The delegates further indicated that multilateralism and cooperation are the critical means for making headway on implementation of the 2030 Agenda for Sustainable Development in the region, including its social dimension, and they highlighted the contribution of the Regional Agenda for Inclusive Social Development (approved during the Third Session of the Conference, held in Mexico in 2019) to this process.

The closing session of the meeting, which took place virtually, featured the participation of Dean Jonas, Minister of Social Transformation, Human Resource Development and the Blue Economy of Antigua and Barbuda; Marcela Browne, from Fundación SES in Argentina, participating on behalf of civil society; Luis Felipe López-Calva, Regional Director for Latin America and the Caribbean of UNDP; and Alicia Bárcena, Executive Secretary of ECLAC.

“We have to improve resource coordination and mobilization and institutional capacities in order to develop universal, comprehensive and resilient social protection systems” that can stand up to disasters and future health crises, Minister Jonas said, sharing some of the priorities his country has while at the helm of the Regional Conference for the next two years, including the collection and harmonization of data, the strengthening of social protection systems, psychosocial and mental health support for the population, and assistance for persons with disabilities and people who are unemployed. Limited fiscal space is one of the region’s main challenges at this time, the Minister acknowledged. Many countries face high levels of indebtedness and unemployment, along with difficulties in key sectors such as tourism, he said.

“We are concluding this gathering with renewed conviction regarding the urgent need to promote new social contracts for the region that would collectively manage risks. To that end, governments have an ally in UNDP for moving towards that renovation of social compacts and the establishment of innovative social protection policies that would respond to current challenges,” said Luis Felipe López-Calva, UN Assistant Secretary-General and UNDP Regional Director for Latin America and the Caribbean.

Representing civil society was Marcela Browne, from Fundación SES in Argentina, who indicated that “it is essential to move forward on universal, comprehensive, sustainable and redistributive social protection systems, with universal and solidarity-based public services that promote the prevention, containment and mitigation of disaster impacts using a transformative recovery approach, aligned with the 2030 Agenda.”

Alicia Bárcena, ECLAC’s Executive Secretary, reaffirmed the importance of this intergovernmental space for exchanging policy experiences and lessons learned from COVID-19. She also sustained that “recent disasters in the region, particularly the pandemic, have shown the need to put universal social protection at the center of national disaster risk management strategies” in order to foster social and institutional resilience.

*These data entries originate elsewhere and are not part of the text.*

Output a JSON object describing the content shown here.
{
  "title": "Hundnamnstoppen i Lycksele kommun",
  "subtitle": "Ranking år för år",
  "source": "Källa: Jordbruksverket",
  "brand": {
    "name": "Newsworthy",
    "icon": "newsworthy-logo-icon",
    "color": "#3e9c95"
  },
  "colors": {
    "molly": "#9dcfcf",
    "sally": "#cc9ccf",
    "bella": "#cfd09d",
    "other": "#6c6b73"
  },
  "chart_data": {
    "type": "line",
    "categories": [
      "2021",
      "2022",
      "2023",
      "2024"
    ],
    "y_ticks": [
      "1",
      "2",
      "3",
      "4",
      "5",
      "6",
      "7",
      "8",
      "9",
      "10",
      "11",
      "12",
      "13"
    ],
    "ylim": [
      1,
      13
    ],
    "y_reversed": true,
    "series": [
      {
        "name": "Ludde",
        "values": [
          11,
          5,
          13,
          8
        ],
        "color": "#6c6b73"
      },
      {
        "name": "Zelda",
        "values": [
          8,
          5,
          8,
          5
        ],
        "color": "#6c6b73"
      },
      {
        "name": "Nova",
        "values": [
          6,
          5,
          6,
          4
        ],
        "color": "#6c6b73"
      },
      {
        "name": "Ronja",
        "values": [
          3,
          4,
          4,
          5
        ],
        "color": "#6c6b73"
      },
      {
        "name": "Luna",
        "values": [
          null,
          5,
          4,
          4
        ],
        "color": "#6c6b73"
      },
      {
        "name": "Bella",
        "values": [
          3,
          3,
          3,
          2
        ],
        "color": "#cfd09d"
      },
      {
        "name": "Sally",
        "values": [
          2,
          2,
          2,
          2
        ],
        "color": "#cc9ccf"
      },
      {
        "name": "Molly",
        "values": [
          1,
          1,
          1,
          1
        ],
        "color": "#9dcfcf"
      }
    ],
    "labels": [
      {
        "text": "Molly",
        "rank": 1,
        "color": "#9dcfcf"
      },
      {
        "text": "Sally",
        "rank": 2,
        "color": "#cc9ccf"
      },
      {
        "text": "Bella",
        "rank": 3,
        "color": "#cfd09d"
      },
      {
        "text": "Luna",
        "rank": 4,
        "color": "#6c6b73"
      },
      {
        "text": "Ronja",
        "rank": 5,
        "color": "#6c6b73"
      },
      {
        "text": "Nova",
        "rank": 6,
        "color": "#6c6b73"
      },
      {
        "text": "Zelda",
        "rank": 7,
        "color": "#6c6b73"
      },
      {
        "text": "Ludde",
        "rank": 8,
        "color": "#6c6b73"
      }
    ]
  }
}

Disasters in our region are occurring as structural elements, and not extraordinary circumstances, due to their effects on economies and the threat they pose to achieving the 2030 Agenda’s Sustainable Development Goals (SDGs), the senior international official stated.

“We can’t keep doing the same thing and expect different results,” Bárcena stressed, calling for forging new social and fiscal compacts to underpin policies. She also urged for Social Development Ministries and Secretariats to get more actively involved in climate change policies, and she pinpointed numerous challenges, including that of developing a vulnerability index in the region.

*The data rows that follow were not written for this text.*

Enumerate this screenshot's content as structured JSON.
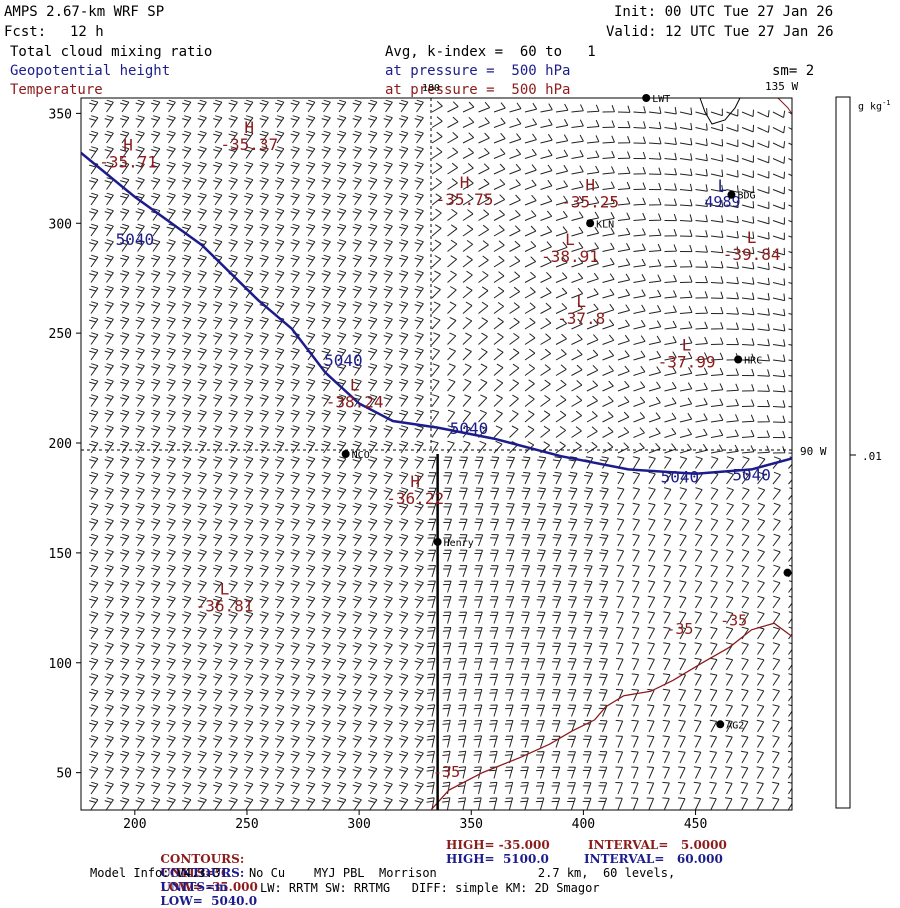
{
  "header": {
    "model": "AMPS 2.67-km WRF SP",
    "init": "Init: 00 UTC Tue 27 Jan 26",
    "fcst_label": "Fcst:",
    "fcst_value": "12 h",
    "valid": "Valid: 12 UTC Tue 27 Jan 26",
    "field1": "Total cloud mixing ratio",
    "field1_desc": "Avg, k-index =  60 to   1",
    "field2": "Geopotential height",
    "field2_desc": "at pressure =  500 hPa",
    "field3": "Temperature",
    "field3_desc": "at pressure =  500 hPa",
    "sm": "sm= 2",
    "lon_label": "135 W",
    "colorbar_unit": "g kg",
    "colorbar_unit_sup": "-1",
    "colorbar_value": ".01",
    "lon_right": "90 W",
    "lon_top": "180"
  },
  "chart_data": {
    "type": "map",
    "xticks": [
      "200",
      "250",
      "300",
      "350",
      "400",
      "450"
    ],
    "yticks": [
      "350",
      "300",
      "250",
      "200",
      "150",
      "100",
      "50"
    ],
    "xlim": [
      176,
      493
    ],
    "ylim": [
      33,
      357
    ],
    "stations": [
      {
        "name": "NCO",
        "x": 294,
        "y": 195
      },
      {
        "name": "Henry",
        "x": 335,
        "y": 155
      },
      {
        "name": "KLN",
        "x": 403,
        "y": 300
      },
      {
        "name": "BDG",
        "x": 466,
        "y": 313
      },
      {
        "name": "HRC",
        "x": 469,
        "y": 238
      },
      {
        "name": "AG2",
        "x": 461,
        "y": 72
      },
      {
        "name": "LWT",
        "x": 428,
        "y": 357
      },
      {
        "name": "",
        "x": 491,
        "y": 141
      }
    ],
    "height_contour": {
      "value": "5040",
      "points": [
        [
          176,
          332
        ],
        [
          200,
          312
        ],
        [
          230,
          290
        ],
        [
          255,
          265
        ],
        [
          270,
          252
        ],
        [
          285,
          232
        ],
        [
          300,
          218
        ],
        [
          315,
          210
        ],
        [
          335,
          207
        ],
        [
          360,
          202
        ],
        [
          390,
          194
        ],
        [
          420,
          188
        ],
        [
          450,
          186
        ],
        [
          475,
          188
        ],
        [
          493,
          193
        ]
      ],
      "labels": [
        [
          200,
          290
        ],
        [
          293,
          235
        ],
        [
          349,
          204
        ],
        [
          443,
          182
        ],
        [
          475,
          183
        ]
      ]
    },
    "temperature_contour": {
      "value": "-35",
      "points": [
        [
          332,
          33
        ],
        [
          340,
          42
        ],
        [
          355,
          50
        ],
        [
          372,
          57
        ],
        [
          385,
          63
        ],
        [
          395,
          69
        ],
        [
          405,
          74
        ],
        [
          410,
          80
        ],
        [
          418,
          85
        ],
        [
          430,
          87
        ],
        [
          440,
          92
        ],
        [
          453,
          100
        ],
        [
          465,
          107
        ],
        [
          475,
          115
        ],
        [
          485,
          118
        ],
        [
          493,
          112
        ]
      ],
      "labels": [
        [
          339,
          48
        ],
        [
          443,
          113
        ],
        [
          467,
          117
        ]
      ]
    },
    "temperature_markers": [
      {
        "type": "H",
        "value": "-35.71",
        "x": 197,
        "y": 333
      },
      {
        "type": "H",
        "value": "-35.37",
        "x": 251,
        "y": 341
      },
      {
        "type": "H",
        "value": "-35.75",
        "x": 347,
        "y": 316
      },
      {
        "type": "H",
        "value": "-35.25",
        "x": 403,
        "y": 315
      },
      {
        "type": "L",
        "value": "-38.91",
        "x": 394,
        "y": 290
      },
      {
        "type": "L",
        "value": "-39.84",
        "x": 475,
        "y": 291
      },
      {
        "type": "L",
        "value": "-37.8",
        "x": 399,
        "y": 262
      },
      {
        "type": "L",
        "value": "-37.99",
        "x": 446,
        "y": 242
      },
      {
        "type": "L",
        "value": "-38.24",
        "x": 298,
        "y": 224
      },
      {
        "type": "H",
        "value": "-36.22",
        "x": 325,
        "y": 180
      },
      {
        "type": "L",
        "value": "-36.81",
        "x": 240,
        "y": 131
      }
    ],
    "height_marker": {
      "type": "L",
      "value": "4989",
      "x": 462,
      "y": 311
    },
    "cross_section": {
      "x": 335,
      "y_from": 33,
      "y_to": 195
    }
  },
  "footer": {
    "line1": {
      "label": "CONTOURS:",
      "units": "UNITS=°C",
      "low": "LOW= -35.000",
      "high": "HIGH= -35.000",
      "interval": "INTERVAL=   5.0000"
    },
    "line2": {
      "label": "CONTOURS:",
      "units": "UNITS=m",
      "low": "LOW=  5040.0",
      "high": "HIGH=  5100.0",
      "interval": "INTERVAL=   60.000"
    },
    "line3": "Model Info: V4.3.3    No Cu    MYJ PBL  Morrison              2.7 km,  60 levels,",
    "line4": "LW: RRTM SW: RRTMG   DIFF: simple KM: 2D Smagor"
  },
  "colors": {
    "height": "#1c1c8c",
    "temperature": "#8c1c1c",
    "barb": "#222222"
  }
}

“Moving towards a transformative recovery with equality and sustainability, which puts decent work and social investment at the center, is a necessary path to sustainable development,” she concluded.

The Presiding Officers of the Regional Conference is now composed of Antigua and Barbuda as Chair and the Bahamas, Barbados, Chile, Costa Rica, Dominica, Paraguay and Uruguay as Vice Chairs.

Participating in the meeting were delegates from 29 of ECLAC’s Member States and 9 of its associate members, along with representatives from 12 United Nations organizations, 5 specialized organizations and 15 intergovernmental organizations. They were joined by 151 members of civil society, 67 people from the academic sector and 172 participants from other sectors.